Documentary: Stateless - Anarchy Emigrates by Todd Schramke

grarpamp grarpamp at gmail.com
Sun Dec 16 10:58:23 PST 2018


https://statelessdoc.com/blog/



Reprogramming Society
To Reinvent Civilization Without States

Acapulco, Mexico was ranked the fourth most dangerous city in the
world in 2015 by the U.S. State Department, which advised American
travelers to avoid the region. In this city that same year,
controversial Anarcho-Capitalist internet personality Jeff Berwick
launched the Anarchapulco Conference.

The three day event was designed to attract other “ancaps”,
libertarians, and crypto-anarchists to Acapulco, with hopes of
encouraging many to become residents of the region and build a new
community of government-evaders.

Nathan and Lisa Freeman decided after attending the first Anarchapulco
that they wanted to dive in. Relocating for both for their ethical
principles and for the ability to raise their children without
government oversight, they left their comfortable middle-class life in
Georgia to live in Mexico.

The next year, Nathan took over the responsibility of running the
conference. His efforts, combined with an explosion in the value of
cryptocurrencies like Bitcoin, allowed the event to grow each year,
with the 2018 conference attracting over 1600 people. He juggles this
operation while also remotely working as a partner at a software
consulting firm and fathering three kids.
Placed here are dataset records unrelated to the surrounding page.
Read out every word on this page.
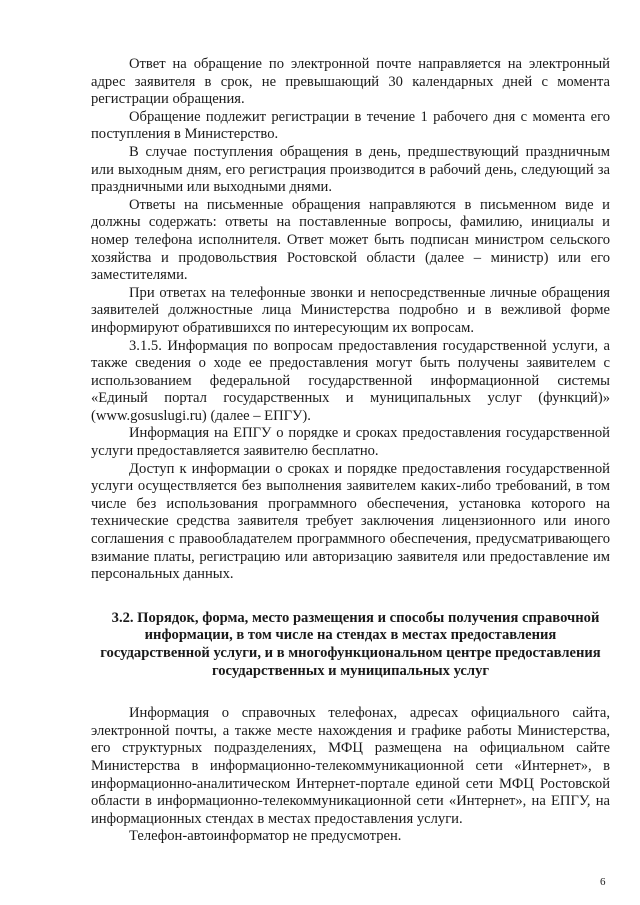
Ответ на обращение по электронной почте направляется на электронный адрес заявителя в срок, не превышающий 30 календарных дней с момента регистрации обращения.

Обращение подлежит регистрации в течение 1 рабочего дня с момента его поступления в Министерство.

В случае поступления обращения в день, предшествующий праздничным или выходным дням, его регистрация производится в рабочий день, следующий за праздничными или выходными днями.

Ответы на письменные обращения направляются в письменном виде и должны содержать: ответы на поставленные вопросы, фамилию, инициалы и номер телефона исполнителя. Ответ может быть подписан министром сельского хозяйства и продовольствия Ростовской области (далее – министр) или его заместителями.

При ответах на телефонные звонки и непосредственные личные обращения заявителей должностные лица Министерства подробно и в вежливой форме информируют обратившихся по интересующим их вопросам.

3.1.5. Информация по вопросам предоставления государственной услуги, а также сведения о ходе ее предоставления могут быть получены заявителем с использованием федеральной государственной информационной системы «Единый портал государственных и муниципальных услуг (функций)» (www.gosuslugi.ru) (далее – ЕПГУ).

Информация на ЕПГУ о порядке и сроках предоставления государственной услуги предоставляется заявителю бесплатно.

Доступ к информации о сроках и порядке предоставления государственной услуги осуществляется без выполнения заявителем каких-либо требований, в том числе без использования программного обеспечения, установка которого на технические средства заявителя требует заключения лицензионного или иного соглашения с правообладателем программного обеспечения, предусматривающего взимание платы, регистрацию или авторизацию заявителя или предоставление им персональных данных.

3.2. Порядок, форма, место размещения и способы получения справочной информации, в том числе на стендах в местах предоставления государственной услуги, и в многофункциональном центре предоставления государственных и муниципальных услуг

Информация о справочных телефонах, адресах официального сайта, электронной почты, а также месте нахождения и графике работы Министерства, его структурных подразделениях, МФЦ размещена на официальном сайте Министерства в информационно-телекоммуникационной сети «Интернет», в информационно-аналитическом Интернет-портале единой сети МФЦ Ростовской области в информационно-телекоммуникационной сети «Интернет», на ЕПГУ, на информационных стендах в местах предоставления услуги.

Телефон-автоинформатор не предусмотрен.

6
The eclectic community also includes a couple in their mid-twenties,
John and Lily, who fled across the border after being arrested for
manufacturing cannabis products. Arriving in Acapulco with only $30
and no passports, their lifestyle contrasts dramatically against the
Freemans.

Following the 2017 conference, John and Lily became dissatisfied with
the more “centralized” direction taken by Anarchapulco. So they
decided to create their own event called “Anarchaforko,” an homage to
the ‘forking’ process in the world of software development, one which
has analogously shaped the world of cryptocurrencies.

The film also looks into the life of Erika Harris, who stayed in
Acapulco after attending the 2016 conference. She is perhaps the most
unique figure in the community not only on a superficial level — being
a black woman — but more importantly on a philosophical level.

“These are soul issues. These are organic, cosmic issues,” she says
while feeling the politicization of the freedom movement and its
tendency to embrace the left-right paradigm of the mainstream.

The most common point of skepticism in the blockchain-sphere is the
lack of real-world application. This film contests that point by
dissecting the lives of these renegades, dreamers, and revolutionaries
and asks the question: Is a stateless world possible?